Getting 400 error while performing SSO to Okta application from Azure AD

Hi All,

I am facing issue while trying to achieve Azure AD - Okta federation use case.
Describing it further:

  1. I have created a Okta application in Azure AD.
  2. Configured the application and updated the metadata which is created in Okta for Azure SAML authentication.
  3. While I am testing the application from Azure AD, I am getting 400 (Your request resulted in an error. Error Code: GENERAL_NONSUCCESS) error.
  4. I have tried to configure the Provisioning as Automatic in Okta application created in Azure but getting invalid credentials error for valid tenant URL and security token which is created by super admin user.

Can any one please help here to achieve this set up.
I am trying with populating various user mapping but no luck. Whether I am missing something here !!

This is the message I received from Azure AD, " Azure AD successfully issued a token (SAML response) to the application (service provider). If you still can’t access the application you need to contact the software vendor and share the information below." and received the SAML request and response. But not finding any error there.

Thanks,
Dinesh

Hi there, did you fix your issue? I’m having the same issue and don’t know what to do. thanks for your help…

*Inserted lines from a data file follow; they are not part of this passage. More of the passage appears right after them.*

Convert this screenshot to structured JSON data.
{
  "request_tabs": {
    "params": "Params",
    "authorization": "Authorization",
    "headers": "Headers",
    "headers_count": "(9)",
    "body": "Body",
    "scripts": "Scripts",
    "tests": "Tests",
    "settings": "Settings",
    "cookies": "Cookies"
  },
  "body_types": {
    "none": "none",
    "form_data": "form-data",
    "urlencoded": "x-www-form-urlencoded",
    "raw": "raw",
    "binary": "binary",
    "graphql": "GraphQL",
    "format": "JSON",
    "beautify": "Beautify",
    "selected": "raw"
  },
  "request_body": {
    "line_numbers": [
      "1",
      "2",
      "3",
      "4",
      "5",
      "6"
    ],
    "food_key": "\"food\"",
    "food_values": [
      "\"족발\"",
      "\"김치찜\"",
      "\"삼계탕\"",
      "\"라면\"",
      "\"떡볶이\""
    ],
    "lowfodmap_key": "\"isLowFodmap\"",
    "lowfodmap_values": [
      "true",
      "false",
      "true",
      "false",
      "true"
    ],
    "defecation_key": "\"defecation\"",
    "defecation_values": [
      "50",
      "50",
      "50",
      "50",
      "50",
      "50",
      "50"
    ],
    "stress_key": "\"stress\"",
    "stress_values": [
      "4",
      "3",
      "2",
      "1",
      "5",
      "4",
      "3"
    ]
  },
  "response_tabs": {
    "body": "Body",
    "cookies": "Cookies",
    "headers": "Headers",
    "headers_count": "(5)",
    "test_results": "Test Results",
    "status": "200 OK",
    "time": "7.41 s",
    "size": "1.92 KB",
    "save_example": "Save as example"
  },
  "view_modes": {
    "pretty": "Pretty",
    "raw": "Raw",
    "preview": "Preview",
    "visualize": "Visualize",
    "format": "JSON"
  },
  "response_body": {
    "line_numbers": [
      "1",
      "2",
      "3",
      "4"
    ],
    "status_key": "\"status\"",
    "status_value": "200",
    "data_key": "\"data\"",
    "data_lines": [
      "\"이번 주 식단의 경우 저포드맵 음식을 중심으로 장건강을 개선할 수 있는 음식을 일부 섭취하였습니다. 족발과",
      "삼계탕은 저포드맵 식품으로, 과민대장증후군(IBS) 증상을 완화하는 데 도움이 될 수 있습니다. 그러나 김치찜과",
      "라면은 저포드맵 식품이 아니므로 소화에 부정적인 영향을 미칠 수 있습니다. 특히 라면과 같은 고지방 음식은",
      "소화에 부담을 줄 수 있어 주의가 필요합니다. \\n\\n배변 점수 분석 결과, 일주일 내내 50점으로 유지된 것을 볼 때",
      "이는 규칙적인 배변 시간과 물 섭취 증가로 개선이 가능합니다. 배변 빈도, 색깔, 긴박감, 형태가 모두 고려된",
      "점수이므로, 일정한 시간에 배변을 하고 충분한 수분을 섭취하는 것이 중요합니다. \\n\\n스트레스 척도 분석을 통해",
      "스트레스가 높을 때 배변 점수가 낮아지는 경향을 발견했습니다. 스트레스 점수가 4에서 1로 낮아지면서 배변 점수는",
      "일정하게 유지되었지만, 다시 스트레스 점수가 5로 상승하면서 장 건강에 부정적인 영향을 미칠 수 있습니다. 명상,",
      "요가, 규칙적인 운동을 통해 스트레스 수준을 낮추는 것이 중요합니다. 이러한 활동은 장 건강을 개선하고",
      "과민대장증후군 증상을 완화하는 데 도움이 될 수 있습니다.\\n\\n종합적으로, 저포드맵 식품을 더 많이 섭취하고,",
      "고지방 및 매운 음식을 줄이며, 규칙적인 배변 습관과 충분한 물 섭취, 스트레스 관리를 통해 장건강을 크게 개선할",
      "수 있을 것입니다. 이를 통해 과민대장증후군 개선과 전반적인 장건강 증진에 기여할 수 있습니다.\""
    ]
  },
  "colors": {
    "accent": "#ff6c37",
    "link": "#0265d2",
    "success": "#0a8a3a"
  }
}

Not encouraging to have this issue…. find a post where two people have had it but no suggestions for resolving it. Wondering if either of you remember how it was resolved in your environment? :crossed_fingers:

@BTL512 Please review the following articles about this issue:
https://support.okta.com/help/s/article/Making-Azure-AD-as-an-identity-provider-returns-400-general-non-success-error?language=en_US
This can also be caused by issues with profile mappings, so ensure those are configured correctly as well: Map Azure Active Directory attributes to Okta attributes | Okta

If you are still seeing this issue, please open a Support case for 1:1 assistance

This is why I was getting the 400 error.
In Azure Active Directory admin center → Enterprise applications → Okta (or whatever you named it) → Single sign-on → (Section 1) Basic SAML Configuration
When I created the Entity ID, Microsoft had auto-populated a generic entry and even though I had marked the www.okta.com/saml2… entry as the default, that “stray” entry was causing my 400 error. Deleted that extra entry and boom, it took me to my okta desktop.

This topic was automatically closed 24 hours after the last reply. New replies are no longer allowed.